Hoopeston (2008) is a documentary about America, the decline of industry, the role of faith, and magic.

The eponymous Hoopeston, Illinois was originally known as the "Sweet Corn Capital of the World," a farming and canning powerhouse just a few hours south of Chicago. But as American industry changed and fled the midwest, Hoopeston collapsed; unemployment skyrockets and real estate and housing prices hit rock-bottom by the turn of the century.

Because buildings were cheap and plentiful in Hoopeston, a Witch School moved there from Chicago in 2003 to offer paid courses in magic. The directors of the school faced stiff opposition from religious conservatives (Hoopeston has over a dozen churches for just a few thousand residents). But the Witch School soon became a fixture in Hoopeston, one that forced some in the town to ask whether its future lies in traditional industry or in magic.
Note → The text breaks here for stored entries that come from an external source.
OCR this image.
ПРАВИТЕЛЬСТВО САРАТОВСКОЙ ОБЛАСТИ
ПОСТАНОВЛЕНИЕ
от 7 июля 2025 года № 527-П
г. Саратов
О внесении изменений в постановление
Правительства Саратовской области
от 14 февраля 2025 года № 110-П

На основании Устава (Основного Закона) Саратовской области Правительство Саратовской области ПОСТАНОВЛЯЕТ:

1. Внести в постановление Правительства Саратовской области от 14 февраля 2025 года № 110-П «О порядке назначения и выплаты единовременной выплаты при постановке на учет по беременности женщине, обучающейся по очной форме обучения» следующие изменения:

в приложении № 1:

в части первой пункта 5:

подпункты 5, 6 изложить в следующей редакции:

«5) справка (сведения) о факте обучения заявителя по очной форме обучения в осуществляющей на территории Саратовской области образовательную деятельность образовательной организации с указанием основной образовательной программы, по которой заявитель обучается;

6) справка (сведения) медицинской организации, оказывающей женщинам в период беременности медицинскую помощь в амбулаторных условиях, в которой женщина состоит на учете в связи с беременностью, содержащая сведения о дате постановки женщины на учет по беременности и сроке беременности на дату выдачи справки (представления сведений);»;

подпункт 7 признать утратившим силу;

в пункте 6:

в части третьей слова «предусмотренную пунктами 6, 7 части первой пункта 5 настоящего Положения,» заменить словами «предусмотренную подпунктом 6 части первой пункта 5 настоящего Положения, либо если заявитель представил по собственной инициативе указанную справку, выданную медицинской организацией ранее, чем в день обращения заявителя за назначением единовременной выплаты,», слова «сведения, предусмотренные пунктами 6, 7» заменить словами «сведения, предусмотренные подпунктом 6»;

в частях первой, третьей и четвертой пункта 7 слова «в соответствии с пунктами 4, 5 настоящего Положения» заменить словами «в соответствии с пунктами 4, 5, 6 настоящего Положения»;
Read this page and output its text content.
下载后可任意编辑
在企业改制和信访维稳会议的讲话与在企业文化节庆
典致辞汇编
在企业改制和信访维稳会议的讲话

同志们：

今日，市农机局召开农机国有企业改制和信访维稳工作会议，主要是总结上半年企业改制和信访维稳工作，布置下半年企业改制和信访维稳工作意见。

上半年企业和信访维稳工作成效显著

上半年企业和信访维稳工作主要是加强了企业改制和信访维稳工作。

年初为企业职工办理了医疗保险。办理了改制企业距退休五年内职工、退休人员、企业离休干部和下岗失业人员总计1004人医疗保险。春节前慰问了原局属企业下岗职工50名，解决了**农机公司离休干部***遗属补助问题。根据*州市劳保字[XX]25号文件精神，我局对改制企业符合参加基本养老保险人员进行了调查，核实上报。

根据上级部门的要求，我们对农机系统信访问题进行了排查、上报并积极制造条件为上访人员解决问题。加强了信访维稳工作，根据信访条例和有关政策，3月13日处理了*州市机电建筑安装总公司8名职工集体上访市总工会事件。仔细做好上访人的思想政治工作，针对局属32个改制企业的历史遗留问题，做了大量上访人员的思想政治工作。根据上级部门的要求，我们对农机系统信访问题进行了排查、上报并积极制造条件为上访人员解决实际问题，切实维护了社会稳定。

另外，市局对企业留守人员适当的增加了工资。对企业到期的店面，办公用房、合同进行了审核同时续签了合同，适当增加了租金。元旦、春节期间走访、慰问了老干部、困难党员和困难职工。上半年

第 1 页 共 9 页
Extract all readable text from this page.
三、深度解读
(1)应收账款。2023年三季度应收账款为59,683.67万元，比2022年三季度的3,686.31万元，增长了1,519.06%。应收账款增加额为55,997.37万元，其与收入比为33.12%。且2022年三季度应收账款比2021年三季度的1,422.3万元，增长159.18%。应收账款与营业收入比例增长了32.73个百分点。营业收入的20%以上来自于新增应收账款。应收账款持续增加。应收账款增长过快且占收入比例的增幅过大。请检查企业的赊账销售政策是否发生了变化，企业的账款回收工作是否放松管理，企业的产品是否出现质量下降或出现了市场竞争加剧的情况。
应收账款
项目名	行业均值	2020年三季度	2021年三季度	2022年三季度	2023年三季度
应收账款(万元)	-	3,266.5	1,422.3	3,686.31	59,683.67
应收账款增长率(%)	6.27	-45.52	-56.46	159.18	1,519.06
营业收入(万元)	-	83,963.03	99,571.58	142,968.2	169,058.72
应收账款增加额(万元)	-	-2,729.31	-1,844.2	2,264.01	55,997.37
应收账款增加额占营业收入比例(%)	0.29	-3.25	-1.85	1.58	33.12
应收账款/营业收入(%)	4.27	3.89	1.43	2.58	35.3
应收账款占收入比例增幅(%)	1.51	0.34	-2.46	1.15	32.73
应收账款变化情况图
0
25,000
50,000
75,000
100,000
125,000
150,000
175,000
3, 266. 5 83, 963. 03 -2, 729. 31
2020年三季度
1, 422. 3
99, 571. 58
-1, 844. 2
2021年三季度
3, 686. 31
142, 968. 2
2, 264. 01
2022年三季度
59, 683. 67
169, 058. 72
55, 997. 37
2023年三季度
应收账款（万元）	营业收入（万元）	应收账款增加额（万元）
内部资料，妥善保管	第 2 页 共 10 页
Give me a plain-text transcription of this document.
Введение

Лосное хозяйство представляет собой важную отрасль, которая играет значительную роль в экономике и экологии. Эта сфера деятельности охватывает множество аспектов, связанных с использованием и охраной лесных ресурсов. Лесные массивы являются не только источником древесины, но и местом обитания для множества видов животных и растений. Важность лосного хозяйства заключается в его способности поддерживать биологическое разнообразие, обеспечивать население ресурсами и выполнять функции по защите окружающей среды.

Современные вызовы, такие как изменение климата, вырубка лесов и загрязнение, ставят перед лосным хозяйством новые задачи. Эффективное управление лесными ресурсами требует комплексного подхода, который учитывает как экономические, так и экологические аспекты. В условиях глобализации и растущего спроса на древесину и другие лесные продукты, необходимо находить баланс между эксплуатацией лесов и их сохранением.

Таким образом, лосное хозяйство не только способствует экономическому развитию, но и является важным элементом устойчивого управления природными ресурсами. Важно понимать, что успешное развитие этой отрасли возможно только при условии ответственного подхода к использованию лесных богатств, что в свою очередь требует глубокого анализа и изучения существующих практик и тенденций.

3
Hoopeston tells the story of the former Sweet Corn Capital through the lives of its residents. A laborer struggles to find work, a young entrepreneur buys the only motel in town, the police chief battles a drug epidemic, and the Witch School's Chancellor lays plans for a vast Crystal Web.

Hoopeston premiered in America at the New York Underground Film Festival in 2008, and in Europe at the Bradford International Film Festival in 2009.